THE ROLE OF PROTEIN-PROTEIN INTERACTIONS IN GENE REGULATION BY QUORUM SENSING
AJ SMYTH1, I HWANG1,3 and SK FARRAND1,2
Departments of 1Crop Sciences and 2Microbiology, University of Illinois at Urbana-Champaign, Urbana, IL 61801, USA
3Present address: Korea Research Institute of Bioscience and Biotechnology, Yusung, Taejeon, South Korea
Background and objectives
Transcription of the genes mediating conjugal transfer of the Agrobacterium tumefaciens Ti plasmid pTiC58 is regulated by the transcriptional activator TraR and its co-inducer, Agrobacterium auto-inducer [AAI; N-(3-oxo-octanoyl)-L-homoserine lactone]. An additional regulatory element, TraM, modulates TraR-mediated auto-induction of the tra regulon . TraM does not directly affect expression of traR or the tra and trb operons. Rather, it apparently functions by suppressing the action of TraR; TraM functions only when over-expressed with respect to TraR, and this suppression can be overcome by over-expressing TraR. However, suppression by TraM cannot be overcome by adding excess AAI. Our analysis using the yeast two-hybrid system indicates that TraM can interact directly with TraR at the protein level. We thus propose that TraM modulates the activity of TraR by interacting directly with the activator protein. In this work we examine further the mechanisms involved in interaction of these two proteins.
Results and conclusions
To study further the interaction of TraM and TraR, we have used the yeast two-hybrid system which examines protein-protein interactions, and the lamda cI repression assay, which examines protein oligomerization. Using the latter system, we show that TraM is capable of oligomerization. We previously identified point mutants of TraM that were unable to suppress TraR activity in Agrobacterium. Nonsense or mis-sense mutations that resulted in removal or alteration of the hydrophobic C-terminus of TraM rendered the protein unable to interact with TraR in the yeast two-hybrid system. To examine whether these mutants are altered in their oligomerization domain, or in the domain at which interaction with TraR occurs, we examined their ability to oligomerize in the lamda cI repression assay system. The mutants were found to be impaired in their ability to oligomerize in the lamda cI repression assay, suggesting that TraM interacts with TraR as an oligomer, and that the hydrophobic C-terminus of TraM plays an important structural role in this process.

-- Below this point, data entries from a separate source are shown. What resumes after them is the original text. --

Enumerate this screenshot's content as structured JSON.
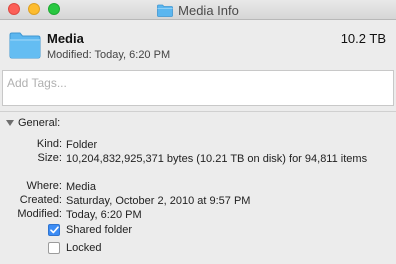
{
  "window": {
    "title": "Media Info"
  },
  "header": {
    "name": "Media",
    "modified": "Modified: Today, 6:20 PM",
    "size": "10.2 TB",
    "icon": "folder-icon"
  },
  "tags": {
    "placeholder": "Add Tags...",
    "value": ""
  },
  "general": {
    "title": "General:",
    "rows": [
      {
        "label": "Kind:",
        "value": "Folder"
      },
      {
        "label": "Size:",
        "value": "10,204,832,925,371 bytes (10.21 TB on disk) for 94,811 items"
      },
      {
        "label": "Where:",
        "value": "Media"
      },
      {
        "label": "Created:",
        "value": "Saturday, October 2, 2010 at 9:57 PM"
      },
      {
        "label": "Modified:",
        "value": "Today, 6:20 PM"
      }
    ],
    "shared": {
      "label": "Shared folder",
      "checked": true
    },
    "locked": {
      "label": "Locked",
      "checked": false
    }
  },
  "colors": {
    "folder": "#5bb6ef",
    "accent": "#3c8cf5",
    "close": "#fc5f57",
    "minimize": "#fdbc2e",
    "zoom": "#29c841"
  }
}
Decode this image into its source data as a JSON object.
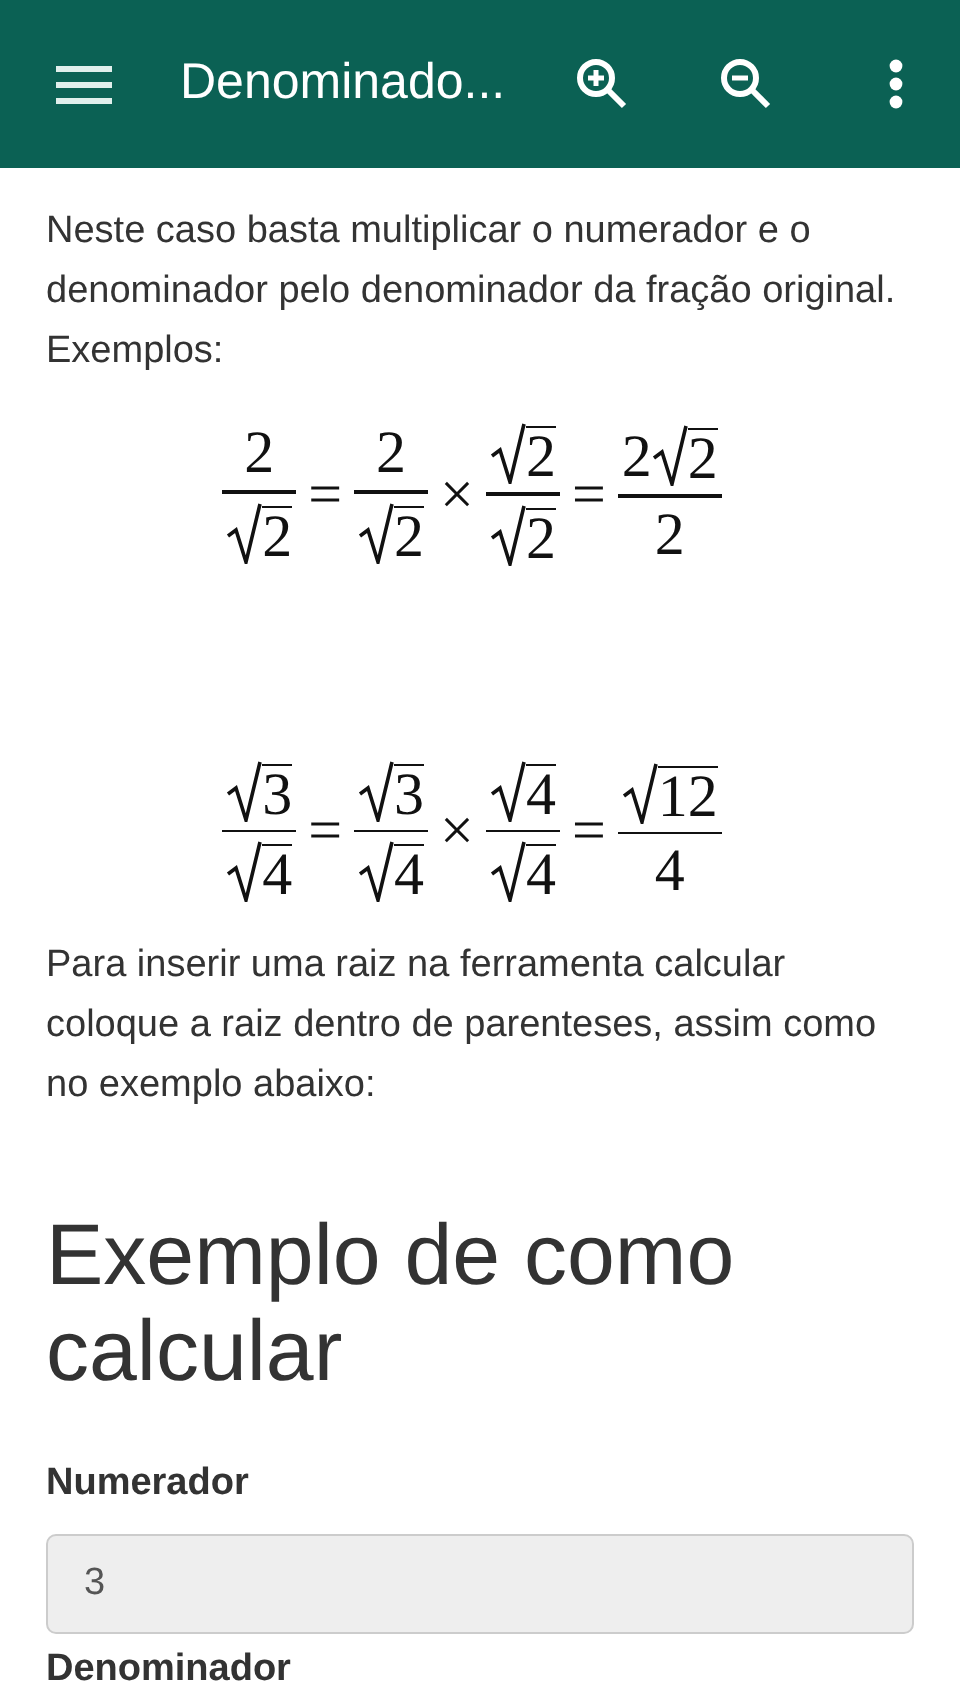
{
  "app_bar": {
    "title": "Denominado..."
  },
  "intro": "Neste caso basta multiplicar o numerador e o denominador pelo denominador da fração original. Exemplos:",
  "equations": [
    {
      "terms": [
        {
          "kind": "frac",
          "num": [
            {
              "kind": "num",
              "text": "2"
            }
          ],
          "den": [
            {
              "kind": "sqrt",
              "text": "2"
            }
          ]
        },
        {
          "kind": "op",
          "text": "="
        },
        {
          "kind": "frac",
          "num": [
            {
              "kind": "num",
              "text": "2"
            }
          ],
          "den": [
            {
              "kind": "sqrt",
              "text": "2"
            }
          ]
        },
        {
          "kind": "op",
          "text": "×"
        },
        {
          "kind": "frac",
          "num": [
            {
              "kind": "sqrt",
              "text": "2"
            }
          ],
          "den": [
            {
              "kind": "sqrt",
              "text": "2"
            }
          ]
        },
        {
          "kind": "op",
          "text": "="
        },
        {
          "kind": "frac",
          "num": [
            {
              "kind": "num",
              "text": "2"
            },
            {
              "kind": "sqrt",
              "text": "2"
            }
          ],
          "den": [
            {
              "kind": "num",
              "text": "2"
            }
          ]
        }
      ]
    },
    {
      "terms": [
        {
          "kind": "frac",
          "num": [
            {
              "kind": "sqrt",
              "text": "3"
            }
          ],
          "den": [
            {
              "kind": "sqrt",
              "text": "4"
            }
          ]
        },
        {
          "kind": "op",
          "text": "="
        },
        {
          "kind": "frac",
          "num": [
            {
              "kind": "sqrt",
              "text": "3"
            }
          ],
          "den": [
            {
              "kind": "sqrt",
              "text": "4"
            }
          ]
        },
        {
          "kind": "op",
          "text": "×"
        },
        {
          "kind": "frac",
          "num": [
            {
              "kind": "sqrt",
              "text": "4"
            }
          ],
          "den": [
            {
              "kind": "sqrt",
              "text": "4"
            }
          ]
        },
        {
          "kind": "op",
          "text": "="
        },
        {
          "kind": "frac",
          "num": [
            {
              "kind": "sqrt",
              "text": "12"
            }
          ],
          "den": [
            {
              "kind": "num",
              "text": "4"
            }
          ]
        }
      ]
    }
  ],
  "note": "Para inserir uma raiz na ferramenta calcular coloque a raiz dentro de parenteses, assim como no exemplo abaixo:",
  "section_title": "Exemplo de como calcular",
  "fields": [
    {
      "label": "Numerador",
      "value": "3",
      "disabled": true
    }
  ],
  "next_label": "Denominador"
}
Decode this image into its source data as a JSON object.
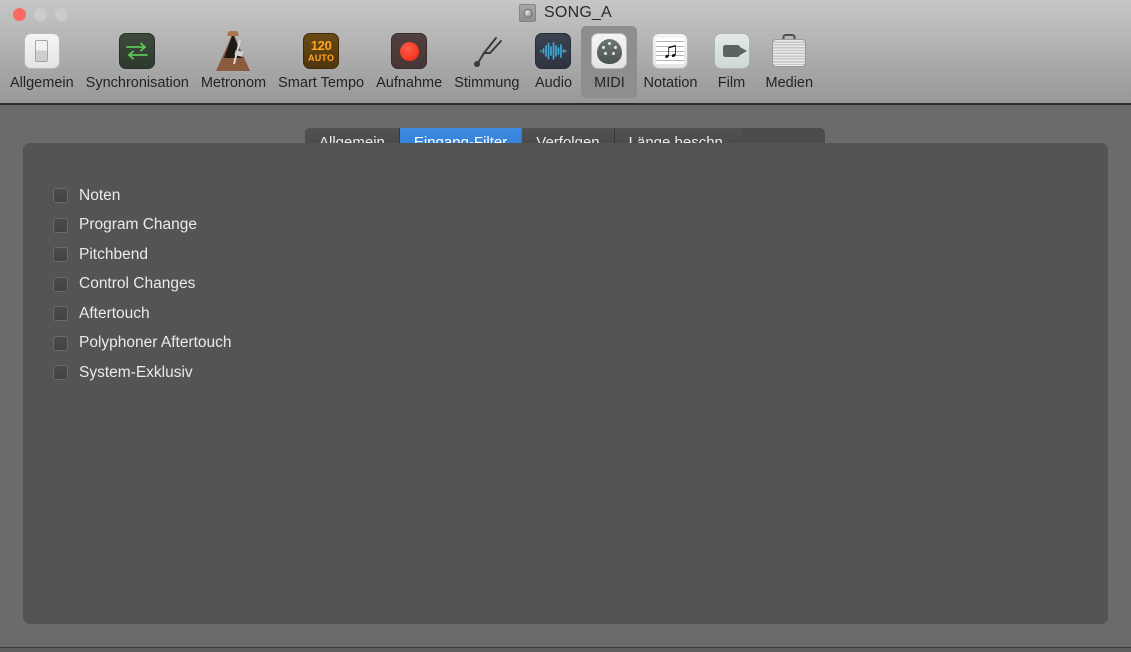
{
  "window": {
    "title": "SONG_A",
    "title_icon": "logic-project-icon",
    "traffic_lights": [
      {
        "name": "close-button",
        "color": "#fd6b60"
      },
      {
        "name": "minimize-button",
        "color": "#cccccc"
      },
      {
        "name": "zoom-button",
        "color": "#cbcbcb"
      }
    ]
  },
  "toolbar": {
    "items": [
      {
        "label": "Allgemein",
        "icon": "light-switch-icon",
        "selected": false
      },
      {
        "label": "Synchronisation",
        "icon": "sync-arrows-icon",
        "selected": false
      },
      {
        "label": "Metronom",
        "icon": "metronome-icon",
        "selected": false
      },
      {
        "label": "Smart Tempo",
        "icon": "tempo-badge-icon",
        "selected": false,
        "badge_number": "120",
        "badge_mode": "AUTO"
      },
      {
        "label": "Aufnahme",
        "icon": "record-dot-icon",
        "selected": false
      },
      {
        "label": "Stimmung",
        "icon": "tuning-fork-icon",
        "selected": false
      },
      {
        "label": "Audio",
        "icon": "waveform-icon",
        "selected": false
      },
      {
        "label": "MIDI",
        "icon": "midi-din-connector-icon",
        "selected": true
      },
      {
        "label": "Notation",
        "icon": "music-staff-note-icon",
        "selected": false
      },
      {
        "label": "Film",
        "icon": "video-camera-icon",
        "selected": false
      },
      {
        "label": "Medien",
        "icon": "briefcase-icon",
        "selected": false
      }
    ]
  },
  "tabs": {
    "active_index": 1,
    "items": [
      {
        "label": "Allgemein"
      },
      {
        "label": "Eingang-Filter"
      },
      {
        "label": "Verfolgen"
      },
      {
        "label": "Länge beschn."
      }
    ],
    "active_color": "#337dd4"
  },
  "panel": {
    "checkboxes": [
      {
        "label": "Noten",
        "checked": false
      },
      {
        "label": "Program Change",
        "checked": false
      },
      {
        "label": "Pitchbend",
        "checked": false
      },
      {
        "label": "Control Changes",
        "checked": false
      },
      {
        "label": "Aftertouch",
        "checked": false
      },
      {
        "label": "Polyphoner Aftertouch",
        "checked": false
      },
      {
        "label": "System-Exklusiv",
        "checked": false
      }
    ]
  },
  "colors": {
    "window_bg": "#6b6b6b",
    "panel_bg": "#545454",
    "toolbar_top": "#c6c6c6",
    "toolbar_bottom": "#989898",
    "tab_inactive": "#4b4b4b",
    "tab_active": "#337dd4",
    "text_light": "#eaeaea",
    "text_dark": "#242424"
  }
}
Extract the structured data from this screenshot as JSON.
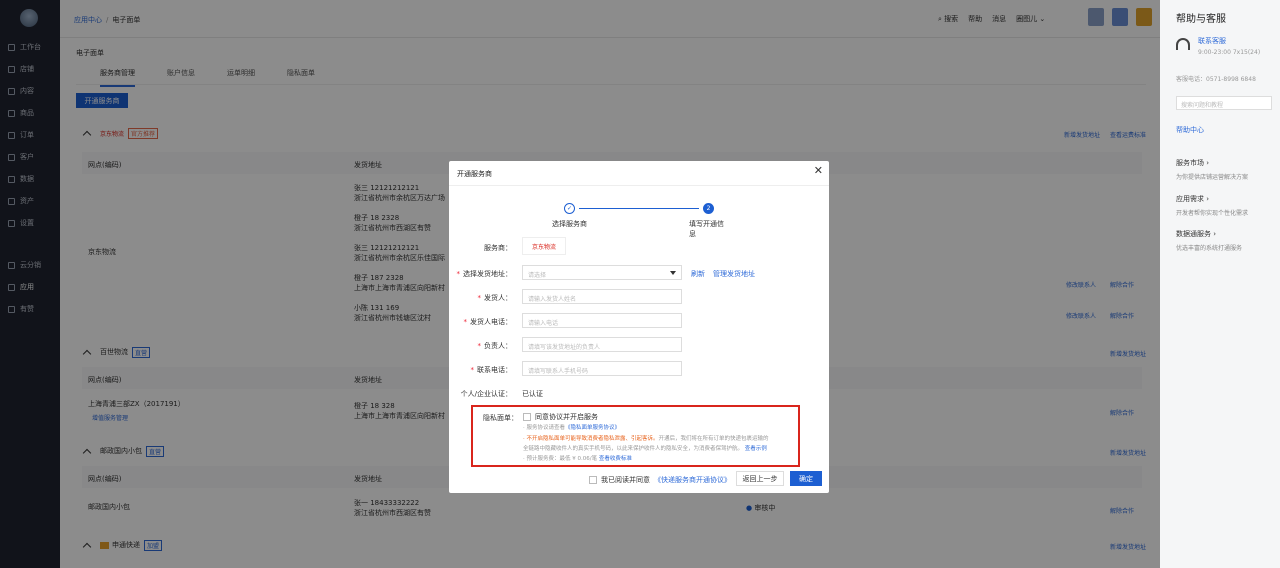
{
  "sidebar": {
    "items": [
      {
        "label": "工作台"
      },
      {
        "label": "店铺"
      },
      {
        "label": "内容"
      },
      {
        "label": "商品"
      },
      {
        "label": "订单"
      },
      {
        "label": "客户"
      },
      {
        "label": "数据"
      },
      {
        "label": "资产"
      },
      {
        "label": "设置"
      },
      {
        "label": "云分销"
      },
      {
        "label": "应用"
      },
      {
        "label": "有赞"
      }
    ]
  },
  "header": {
    "breadcrumb_link": "应用中心",
    "breadcrumb_sep": "/",
    "breadcrumb_current": "电子面单",
    "search": "搜索",
    "help": "帮助",
    "messages": "消息",
    "user": "圈图儿"
  },
  "page": {
    "title": "电子面单",
    "tabs": [
      "服务商管理",
      "账户信息",
      "运单明细",
      "隐私面单"
    ],
    "open_button": "开通服务商"
  },
  "sections": {
    "jd": {
      "tag": "官方推荐",
      "actions": [
        "新增发货地址",
        "查看运费标准"
      ],
      "col1": "网点(编码)",
      "col2": "发货地址",
      "network": "京东物流",
      "addresses": [
        {
          "l1": "张三 12121212121",
          "l2": "浙江省杭州市余杭区万达广场"
        },
        {
          "l1": "橙子 18         2328",
          "l2": "浙江省杭州市西湖区有赞"
        },
        {
          "l1": "张三 12121212121",
          "l2": "浙江省杭州市余杭区乐佳国际"
        },
        {
          "l1": "橙子 187       2328",
          "l2": "上海市上海市青浦区向阳新村"
        },
        {
          "l1": "小陈 131        169",
          "l2": "浙江省杭州市钱塘区沈村"
        }
      ],
      "row_actions": [
        "修改联系人",
        "解除合作"
      ]
    },
    "baishi": {
      "name": "百世物流",
      "tag": "直营",
      "action": "新增发货地址",
      "col1": "网点(编码)",
      "col2": "发货地址",
      "network": "上海青浦三部ZX（2017191）",
      "network_link": "增值服务管理",
      "addr_l1": "橙子 18         328",
      "addr_l2": "上海市上海市青浦区向阳新村",
      "row_action": "解除合作"
    },
    "youzheng": {
      "name": "邮政国内小包",
      "tag": "直营",
      "action": "新增发货地址",
      "col1": "网点(编码)",
      "col2": "发货地址",
      "network": "邮政国内小包",
      "addr_l1": "张一 18433332222",
      "addr_l2": "浙江省杭州市西湖区有赞",
      "status": "审核中",
      "row_action": "解除合作"
    },
    "shentong": {
      "name": "申通快递",
      "tag": "加盟",
      "action": "新增发货地址"
    }
  },
  "help_panel": {
    "title": "帮助与客服",
    "contact_name": "联系客服",
    "contact_time": "9:00-23:00  7x15(24)",
    "phone": "客服电话：0571-8998 6848",
    "search_placeholder": "搜索问题和教程",
    "center": "帮助中心",
    "sections": [
      {
        "title": "服务市场 ›",
        "desc": "为你提供店铺运营解决方案"
      },
      {
        "title": "应用需求 ›",
        "desc": "开发者帮你实现个性化需求"
      },
      {
        "title": "数据通服务 ›",
        "desc": "优选丰富的系统打通服务"
      }
    ]
  },
  "modal": {
    "title": "开通服务商",
    "close": "✕",
    "step1_icon": "✓",
    "step2_num": "2",
    "step1": "选择服务商",
    "step2": "填写开通信息",
    "provider_label": "服务商：",
    "provider_logo": "京东物流",
    "address_label": "选择发货地址：",
    "address_placeholder": "请选择",
    "refresh": "刷新",
    "manage_address": "管理发货地址",
    "sender_label": "发货人：",
    "sender_placeholder": "请输入发货人姓名",
    "sender_phone_label": "发货人电话：",
    "sender_phone_placeholder": "请输入电话",
    "principal_label": "负责人：",
    "principal_placeholder": "请填写该发货地址的负责人",
    "contact_phone_label": "联系电话：",
    "contact_phone_placeholder": "请填写联系人手机号码",
    "cert_label": "个人/企业认证：",
    "cert_value": "已认证",
    "privacy_label": "隐私面单：",
    "privacy_check": "同意协议并开启服务",
    "privacy_line1_prefix": "· 服务协议请查看",
    "privacy_line1_link": "《隐私面单服务协议》",
    "privacy_line2_orange": "· 不开启隐私面单可能导致消费者隐私泄露、引起客诉。",
    "privacy_line2_rest": "开通后，我们将在所有订单的快递包裹运输的",
    "privacy_line3": "全链路中隐藏收件人的真实手机号码，以此来保护收件人的隐私安全，为消费者保驾护航。",
    "privacy_line3_link": "查看示例",
    "privacy_line4": "· 预计服务费：最低 ¥ 0.06/笔",
    "privacy_line4_link": "查看收费标准",
    "agree_prefix": "我已阅读并同意",
    "agree_link": "《快递服务商开通协议》",
    "back": "返回上一步",
    "confirm": "确定"
  },
  "colors": {
    "primary": "#1d5fd2",
    "highlight_border": "#d9251c",
    "warning": "#e8641e"
  }
}
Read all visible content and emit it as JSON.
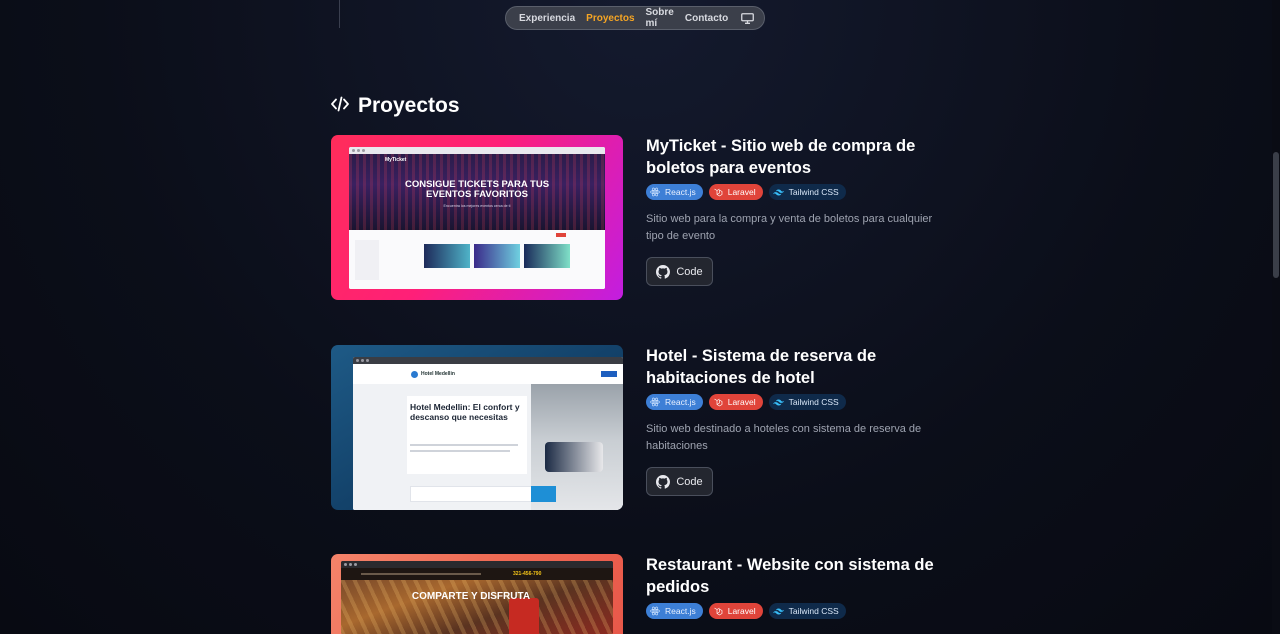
{
  "nav": {
    "items": [
      "Experiencia",
      "Proyectos",
      "Sobre mí",
      "Contacto"
    ],
    "active": "Proyectos",
    "theme_icon": "monitor-icon"
  },
  "section": {
    "icon": "code-icon",
    "title": "Proyectos"
  },
  "projects": [
    {
      "title": "MyTicket - Sitio web de compra de boletos para eventos",
      "tags": [
        "React.js",
        "Laravel",
        "Tailwind CSS"
      ],
      "description": "Sitio web para la compra y venta de boletos para cualquier tipo de evento",
      "code_label": "Code",
      "preview": {
        "brand": "MyTicket",
        "headline": "CONSIGUE TICKETS PARA TUS EVENTOS FAVORITOS",
        "subline": "Encuentra los mejores eventos cerca de ti"
      }
    },
    {
      "title": "Hotel - Sistema de reserva de habitaciones de hotel",
      "tags": [
        "React.js",
        "Laravel",
        "Tailwind CSS"
      ],
      "description": "Sitio web destinado a hoteles con sistema de reserva de habitaciones",
      "code_label": "Code",
      "preview": {
        "brand": "Hotel Medellin",
        "headline": "Hotel Medellin: El confort y descanso que necesitas"
      }
    },
    {
      "title": "Restaurant - Website con sistema de pedidos",
      "tags": [
        "React.js",
        "Laravel",
        "Tailwind CSS"
      ],
      "preview": {
        "headline": "COMPARTE Y DISFRUTA",
        "phone": "321-456-790"
      }
    }
  ],
  "colors": {
    "accent": "#f5a524",
    "react": "#3d7fd6",
    "laravel": "#e0443a",
    "tailwind": "#0f2a4a"
  }
}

TraR also has been proposed to function as a dimer. When tested in the lamda cI repression system, TraR did indeed oligomerize, but only in the presence of AAI. Moreover, oligomerization was dependent upon AAI concentration. In contrast, oligomerization of TraM was not affected by AAI. Oligomerization of TraR was optimal in the presence of N-(3-oxo-octanoyl)-L-homoserine lactone, the cognate Agrobacterium AI; N-(3-oxo-hexanoyl)-L-homoserine lactone, the cognate AI of LuxR, the transcriptional activator of the bioluminescence genes in the marine bacterium Vibrio fischeri, could only promote a similar level of oligomerization of TraR at approximately 100-fold higher concentrations. These results strongly support the hypothesis that AIs function to promote oligomerization of the quorum-sensing gene activators.
1. Hwang I, Cook DM, Farrand SK, 1996. Journal of Bacteriology 177, 449-458.